Embattled Broward elections chief may step down after recount

'It is time to move on,' Brenda Snipes tells reporters Tuesday

By Vic Micolucci - I-TEAM reporter, anchor, Tim Swift, WPLG-TV, Associated Press

LAUDERHILL, Fla. - At the center of Florida's vote recount storm is an elections supervisor with a checkered past whose Democratic-dominated county has been the target of protests and accusations, including by President Donald Trump, that something fraudulent is afoot.

Lawyers for Republican Gov. Rick Scott, who is in a razor-thin Senate race with incumbent Democrat Bill Nelson, claim Broward Supervisor of Elections Brenda Snipes committed fraud without presenting any evidence.
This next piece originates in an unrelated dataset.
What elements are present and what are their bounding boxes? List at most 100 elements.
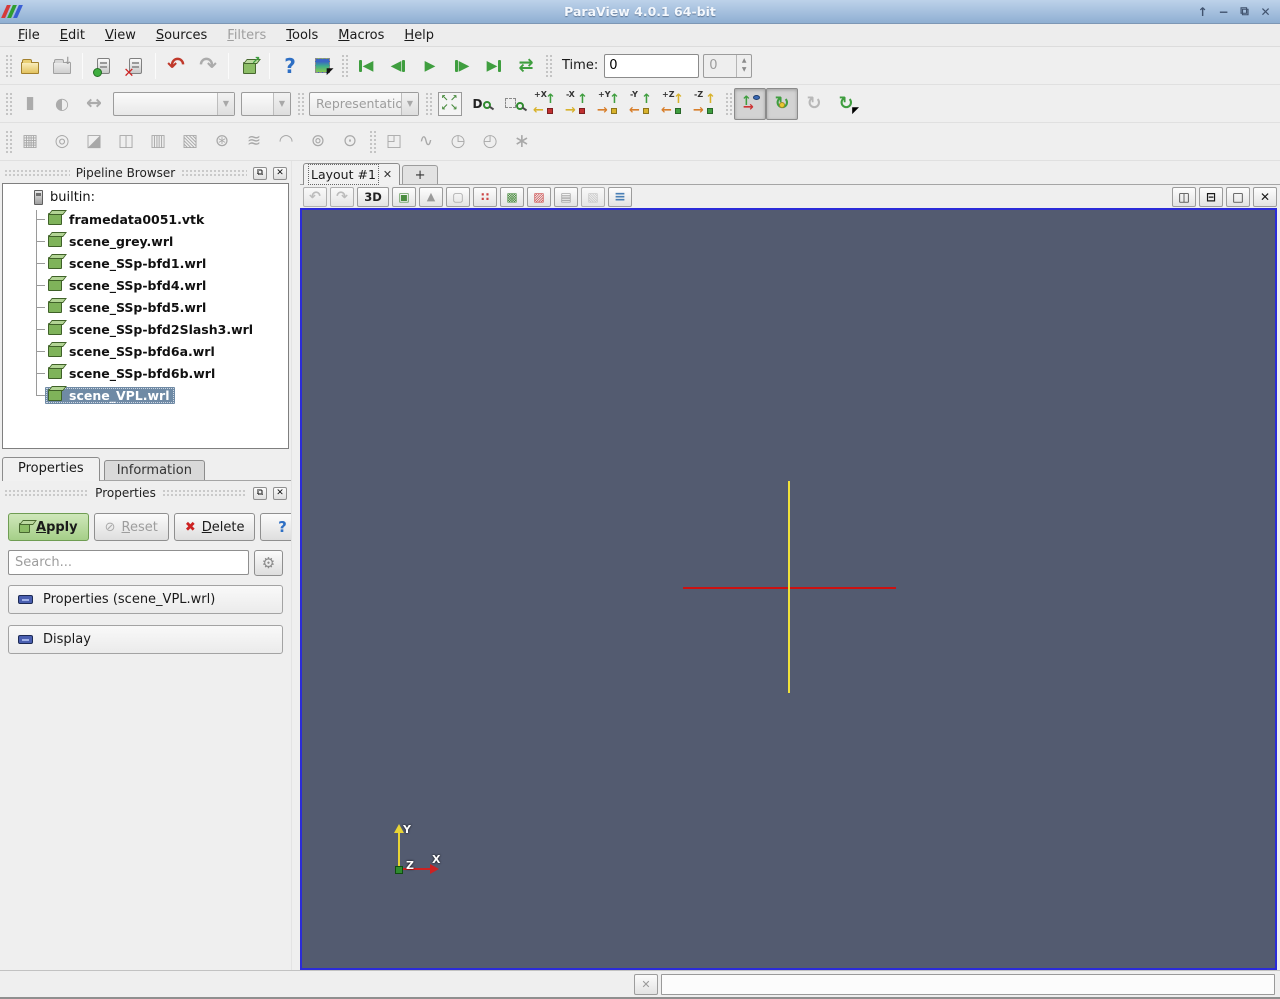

Trump has echoed those claims on Twitter.

Nelson, whose campaign won a court challenge Tuesday giving neighbor Palm Beach County an extra five days to complete its machine recount, was back in Washington Tuesday as the U.S. Senate reconvened. But his fight to retain his seat was still top of mind.

"Sadly, it's become clear that my opponent isn't interested in making sure every lawful vote is counted. Instead, he's been using his power as governor to try to undermine the voting process. He's thrown around words like 'voter fraud,' with no proof," Nelson said.
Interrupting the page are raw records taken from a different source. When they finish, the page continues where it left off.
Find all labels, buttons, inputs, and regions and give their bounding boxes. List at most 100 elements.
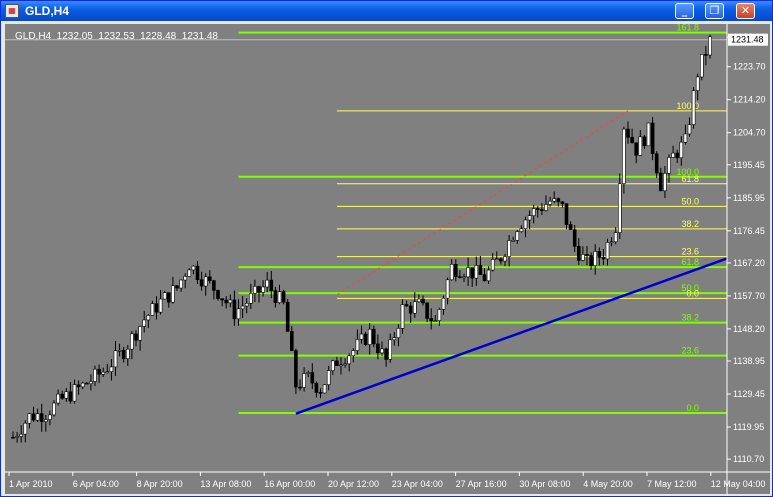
candle-body <box>80 382 85 388</box>
candle-body <box>138 326 142 341</box>
time-tick-label: 23 Apr 04:00 <box>392 479 443 489</box>
price-tick-label: 1110.70 <box>733 454 764 464</box>
candle-body <box>511 240 516 242</box>
candle-body <box>93 368 97 382</box>
candle-body <box>704 54 708 56</box>
candle-body <box>289 331 294 351</box>
candle-body <box>314 382 319 393</box>
candle-body <box>363 333 368 345</box>
candle-body <box>453 264 458 277</box>
candle-body <box>72 384 77 402</box>
candle-body <box>236 308 241 320</box>
candle-body <box>441 297 446 310</box>
candle-body <box>507 240 511 257</box>
price-tick-label: 1157.70 <box>733 291 765 301</box>
fib-level-label: 23.6 <box>681 346 699 356</box>
candle-body <box>171 285 175 303</box>
chart-area[interactable]: 161.8 100.0 61.8 50.0 38.2 23.6 0.0 100.0 61.8 50… <box>5 23 770 494</box>
candle-body <box>302 373 306 388</box>
candle-body <box>478 265 483 275</box>
candle-body <box>253 286 257 294</box>
title-bar[interactable]: ▦ GLD,H4 _ ❐ ✕ <box>1 1 772 21</box>
candle-body <box>244 302 249 307</box>
time-tick-label: 20 Apr 12:00 <box>328 479 379 489</box>
close-button[interactable]: ✕ <box>736 3 755 19</box>
candle-body <box>535 208 540 210</box>
candle-body <box>392 337 397 341</box>
candle-body <box>27 413 32 424</box>
candle-body <box>572 229 577 247</box>
candle-body <box>458 276 462 278</box>
candle-body <box>265 279 270 288</box>
candle-body <box>355 339 360 351</box>
candle-body <box>630 137 634 144</box>
candle-body <box>654 153 659 174</box>
candle-body <box>622 128 626 184</box>
candle-body <box>97 368 101 375</box>
fib-level-label: 161.8 <box>676 24 699 33</box>
candle-body <box>281 291 286 303</box>
chart-window-icon[interactable]: ▦ <box>5 4 19 18</box>
candle-body <box>359 333 364 340</box>
candle-body <box>421 298 425 304</box>
candle-body <box>429 318 434 322</box>
time-tick-label: 7 May 12:00 <box>647 479 697 489</box>
price-tick-label: 1176.45 <box>733 226 765 236</box>
candle-body <box>585 254 589 256</box>
candle-body <box>306 372 311 374</box>
restore-button[interactable]: ❐ <box>705 3 724 19</box>
candle-body <box>638 136 643 156</box>
time-tick-label: 13 Apr 08:00 <box>200 479 251 489</box>
candle-body <box>130 333 134 350</box>
candle-body <box>548 200 552 205</box>
candle-body <box>519 228 524 232</box>
candle-body <box>162 292 167 300</box>
candle-body <box>285 301 290 332</box>
candle-body <box>208 276 212 281</box>
candle-body <box>294 350 298 388</box>
candle-body <box>31 413 36 421</box>
price-tick-label: 1119.95 <box>733 422 764 432</box>
candle-body <box>490 259 495 271</box>
candle-body <box>35 413 40 421</box>
candle-body <box>449 264 454 281</box>
candle-body <box>687 124 692 135</box>
time-tick-label: 4 May 20:00 <box>583 479 633 489</box>
candle-body <box>322 384 327 394</box>
fib-level-label: 100.0 <box>676 101 699 111</box>
candle-body <box>675 152 680 159</box>
candle-body <box>568 224 573 230</box>
candle-body <box>240 305 245 310</box>
candle-body <box>617 183 622 233</box>
candle-body <box>466 267 470 278</box>
candle-body <box>269 279 274 291</box>
candle-body <box>544 204 548 211</box>
price-chart[interactable]: 161.8100.061.850.038.223.60.0100.061.850… <box>5 23 770 494</box>
candle-body <box>310 372 315 384</box>
candle-body <box>23 422 28 435</box>
candle-body <box>515 231 520 241</box>
candle-body <box>109 366 114 372</box>
candle-body <box>589 255 593 267</box>
candle-body <box>351 350 356 357</box>
price-tick-label: 1129.45 <box>733 389 765 399</box>
candle-body <box>482 274 487 282</box>
time-tick-label: 8 Apr 20:00 <box>137 479 183 489</box>
candle-body <box>134 333 138 341</box>
candle-body <box>499 258 503 262</box>
candle-body <box>56 393 60 404</box>
candle-body <box>228 299 233 304</box>
candle-body <box>552 198 557 202</box>
candle-body <box>89 381 93 385</box>
candle-body <box>412 301 417 314</box>
candle-body <box>503 256 507 262</box>
candle-body <box>101 371 105 375</box>
candle-body <box>126 348 130 360</box>
minimize-button[interactable]: _ <box>675 3 694 19</box>
candle-body <box>318 392 323 394</box>
fib-level-label: 0.0 <box>686 288 699 298</box>
candle-body <box>11 436 15 439</box>
candle-body <box>380 348 384 354</box>
time-tick-label: 12 May 04:00 <box>711 479 766 489</box>
candle-body <box>626 128 630 138</box>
Scott didn't make any public comments Tuesday, but his campaign released a statement saying, in part: "Senator-elect Rick Scott is gearing up for his first trip to Washington since winning the election for new-member orientation ... with plans to get started on his mission of reforming D.C. and making it work for Florida families -- not career politicians."
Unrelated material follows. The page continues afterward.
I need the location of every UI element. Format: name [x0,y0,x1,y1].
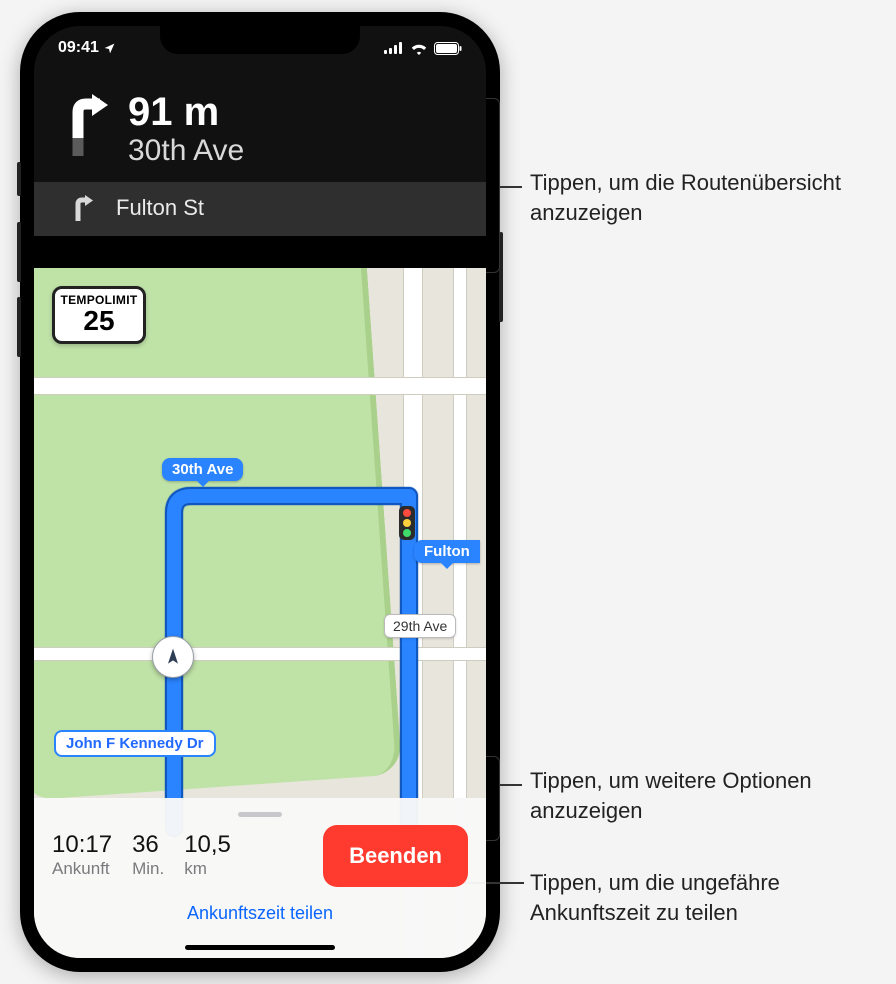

Elections workers in Broward County were still sorting through all the ballots and didn't begin the recount ordered Sunday until late Tuesday morning.

"We will complete the recount. There has never been a deadline that we have missed," Snipes said Tuesday.

But Snipes told reporters Tuesday that she's considering stepping aside as supervisor of elections after the recount amid a firestorm of criticism over how her office has handled recent elections.

“It is time to move on," Snipes said. “I haven’t finalized that. I’ll just check with my family. They’ll tell me what I’m doing.”

Many Republicans, including former Gov. Jeb Bush who appointed Snipes in 2002, have called for Snipes to be fired in recent days. 

"There is no question that Broward County Supervisor of Elections Brenda Snipes failed to comply with Florida law on multiple counts, undermining Floridians’ confidence in our electoral process. Supervisor Snipes should be removed from her office following the recounts," Bush wrote on Twitter.

Investigators say there are no indications of fraud in Broward County's vote. Yet, Snipes, a Democrat, remains a GOP target.

Snipes' critics have pointed to an incident in 2016, where her office destroyed ballots in a congressional race against a judge's order. Gov. Rick Scott has filed multiple lawsuits against Snipes' office, saying Broward officials have not been transparent enough during the recount process.

Broward County, a Democratic stronghold, has struggled to carry out the recount. Nearby Miami-Dade County was halfway recounting more than 1 million votes before Broward started counting ballots. Workers in Lauderhill were sorting and separating its 800,000 ballots until Tuesday morning.

In Palm Beach County, Judge Karen Geivers has ordered that its election officials be given an extra five days to finish its machine recount to finish its machine recount. Palm Beach County’s supervisor of elections told news sources said she expects that ruling on a motion filed by Nelson's campaign to be challenged in federal court, where another Nelson lawsuit is due to be heard Wednesday.

RELATED: Nelson, backers turn to federal court in election fight

Outside the elections office, demonstrators from the Republican Party hosted a tailgate party of sorts, calling for an end to what they call corruption.

"It’s been going on for years. Decades. And we need to clean it up because this is not fair to the voters at Florida," GOP demonstrator Sofia Manolesco said.

A couple dozen yards away, faithful Democrats were pushing their agenda.

"We need to let every vote count and let the chips fall where they may," Carolyn Wilson said. "This is America. We have to be fair."

Charles Zelden, a political science professor at Nova Southeastern University who wrote a book on the 2000 recount between George W. Bush and Al Gore, said anything could happen.

"The likeliness is that Gov. Scott is going to win. The likeliness is that DeSantis is going to win. But likely doesn’t mean it will happen," Zelden said. "Just ask the Democrats what happened in 2016."